In generale nel quadro del nuovo ruolo
assunto recentemente dal territorio nelle
dinamiche economico-sociali, e segnatamente
nei processi programmati per lo sviluppo
economico, torna ad emergere con forza il
problema della dimensione intermedia di
pianificazione/programmazione.
Lo attestano soprattutto i due disegni di
legge11 Mantini ed altri e Lupi,
che nel testo unificato in cui i due atti
sono confluiti affermano: “Le regioni
individuano gli ambiti territoriali da
pianificare e l’ente competente alla
pianificazione, fissando regole di garanzia
e di partecipazione degli enti territoriali
ricompresi nell’ambito da pianificare” (art.
2, comma 4).
La formulazione citata propone un vastissimo
spazio per le scelte regionali in materia di
governo del territorio: secondo tale
principio sarebbe legittimo, assurdamente,
anche il comportamento di una regione che
individuasse solo una parte del proprio
territorio come ambito da pianificare
attribuendone a se stessa, poniamo, la
responsabilità12. Ma a parte una
possibilità limite come questa è evidente la
maggior libertà offerta alle regioni a
fronte dell’attuale ordinamento che non solo
prevede la copertura completa dell’intero
territorio con piani urbanistici e piani
territoriali di coordinamento, ma intesta
anche - salvo i casi eccezionali delle aree
metropolitane - gli uni ai comuni e gli
altri alle province13. Tale
maggior libertà cerca evidentemente la sua
giustificazione nella straordinaria varietà
di situazioni e problematiche oggi
riconoscibili nelle concrete vicende di
promozione dello sviluppo locale segnate
dalle specificità dei territori, sì da far
ritenere - in una prospettiva in cui si
privilegino in assoluto le ragioni
dell’economia - che sia opportuno ritagliare
ambiti, strumenti e soggetti di
pianificazione su misura delle specifiche
strategie di sviluppo e del partenariato che
le anima.
In Campania, il disegno di legge regionale
sul governo del territorio, attualmente
all’esame del Consiglio regionale, e
l’elaborazione (sulla base delle già
approvate Linee guida per il piano
territoriale regionale) del Documento di
inquadramento strategico per la
pianificazione territoriale regionale, base
per l’avvio delle conferenze di
pianificazione, considerano insieme le
ragioni dello sviluppo economico accanto e
in relazione a quelle della tutela
dell’ambiente, e quindi prevedono la
ordinaria corrispondenza fra strumenti di
pianificazione e livelli istituzionali, e
conseguentemente la copertura dell’intero
territorio da piani urbanistici e piani
territoriali14. Senza restare
chiusi però nei confronti delle esigenze di
iniziativa e flessibilità poste dalle
energie impegnate nelle strategie per lo
sviluppo locale.
All’avvio della esperienza campana si
offriva la variegata esperienza dei piani
territoriali regionali dell’ultima
generazione, che possiamo così sintetizzare15:
1. un tipo di piano territoriale inteso come
governo urbanistico del territorio,
in cui viene conservata come rilevante una
funzione regolatrice, con l’individuazione
di una serie di vincoli (che, al contrario,
sembrerebbe opportuno temperare in
ottemperanza al principio di sussidiarietà).

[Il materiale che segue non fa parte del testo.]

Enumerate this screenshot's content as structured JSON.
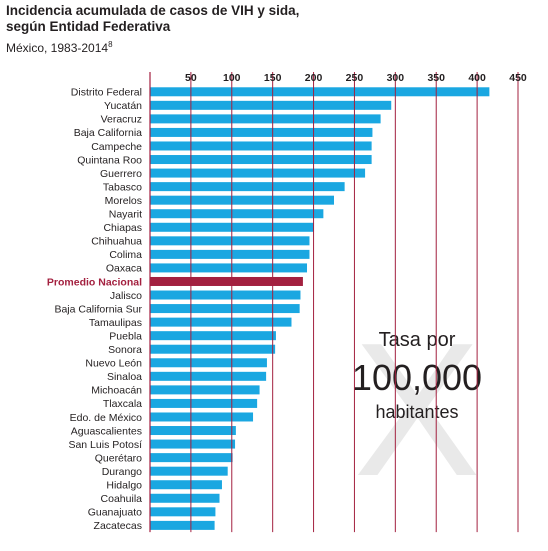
{
  "title": "Incidencia acumulada de casos de VIH y sida,",
  "title_line2": "según Entidad Federativa",
  "subtitle": "México, 1983-2014",
  "subtitle_note": "8",
  "overlay": {
    "line1": "Tasa por",
    "line2": "100,000",
    "line3": "habitantes",
    "watermark": "X"
  },
  "colors": {
    "bar": "#1aa7e1",
    "highlight": "#a3203f",
    "gridline": "#a3203f",
    "text": "#231f20"
  },
  "chart_data": {
    "type": "bar",
    "orientation": "horizontal",
    "categories": [
      "Distrito Federal",
      "Yucatán",
      "Veracruz",
      "Baja California",
      "Campeche",
      "Quintana Roo",
      "Guerrero",
      "Tabasco",
      "Morelos",
      "Nayarit",
      "Chiapas",
      "Chihuahua",
      "Colima",
      "Oaxaca",
      "Promedio Nacional",
      "Jalisco",
      "Baja California Sur",
      "Tamaulipas",
      "Puebla",
      "Sonora",
      "Nuevo León",
      "Sinaloa",
      "Michoacán",
      "Tlaxcala",
      "Edo. de México",
      "Aguascalientes",
      "San Luis Potosí",
      "Querétaro",
      "Durango",
      "Hidalgo",
      "Coahuila",
      "Guanajuato",
      "Zacatecas"
    ],
    "values": [
      415,
      295,
      282,
      272,
      271,
      271,
      263,
      238,
      225,
      212,
      200,
      195,
      195,
      192,
      187,
      184,
      183,
      173,
      154,
      153,
      143,
      142,
      134,
      131,
      126,
      105,
      104,
      101,
      95,
      88,
      85,
      80,
      79
    ],
    "highlight": "Promedio Nacional",
    "xticks": [
      50,
      100,
      150,
      200,
      250,
      300,
      350,
      400,
      450
    ],
    "xlim": [
      0,
      450
    ],
    "grid": true,
    "xaxis_position": "top"
  }
}
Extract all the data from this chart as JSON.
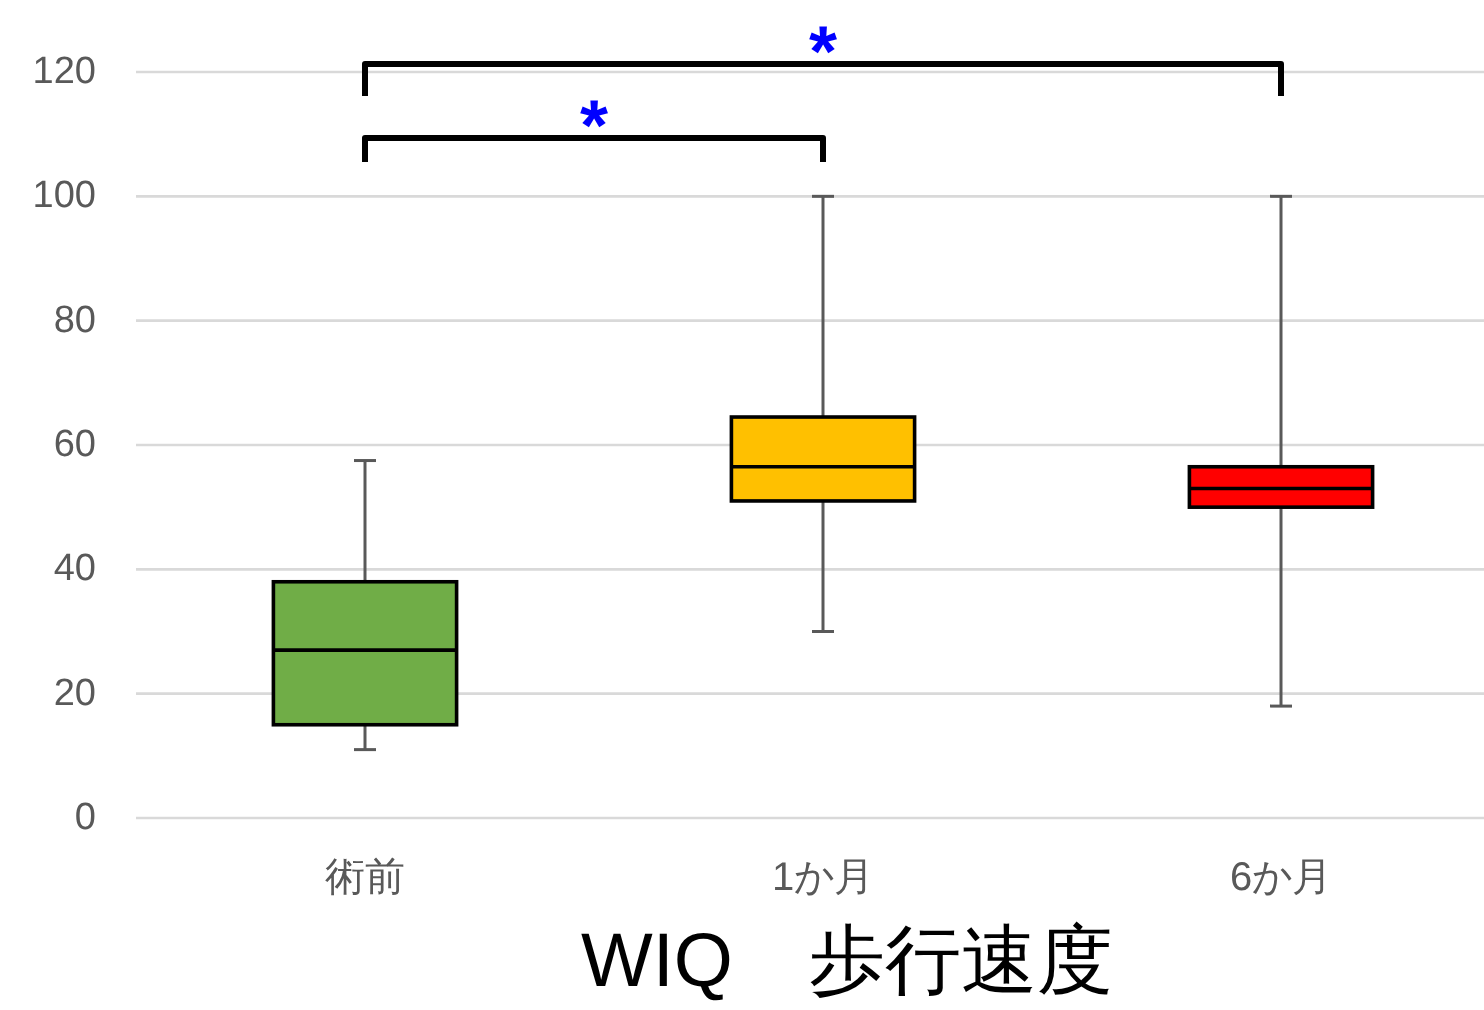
{
  "chart_data": {
    "type": "box",
    "title": "WIQ　歩行速度",
    "categories": [
      "術前",
      "1か月",
      "6か月"
    ],
    "boxes": [
      {
        "low": 11,
        "q1": 15,
        "median": 27,
        "q3": 38,
        "high": 57.5
      },
      {
        "low": 30,
        "q1": 51,
        "median": 56.5,
        "q3": 64.5,
        "high": 100
      },
      {
        "low": 18,
        "q1": 50,
        "median": 53,
        "q3": 56.5,
        "high": 100
      }
    ],
    "colors": [
      "#70ad47",
      "#ffc000",
      "#ff0000"
    ],
    "ylim": [
      0,
      120
    ],
    "yticks": [
      0,
      20,
      40,
      60,
      80,
      100,
      120
    ],
    "grid": "y",
    "annotations": [
      "*",
      "*"
    ]
  }
}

Questo modello ha avuto una molteplicità di
espressioni negli anni ottanta, in
riferimento ad una articolazione a due
livelli (un quadro di riferimento e di
indirizzi, un insieme di progetti
territoriali), ha mantenuto una sua
rilevanza negli anni novanta e oltre in
alcune situazioni, com’è il caso dell’Umbria16;
2. un tipo di piano come strumento
d’indirizzo territoriale. L’esempio più
rilevante è costituito dalla Toscana,
fortemente legata ad una “Legge di governo
del territorio” che metteva in essere il
portato dell’elaborazione Inu. Elementi
principali sono una descrizione del
territorio per grandi sistemi, suddivisa al
suo interno in aree omogenee d’intervento,
per le quali vengono indicate regole,
indirizzi e strumenti operativi. Intorno al
concetto innovativo di “statuto dei luoghi”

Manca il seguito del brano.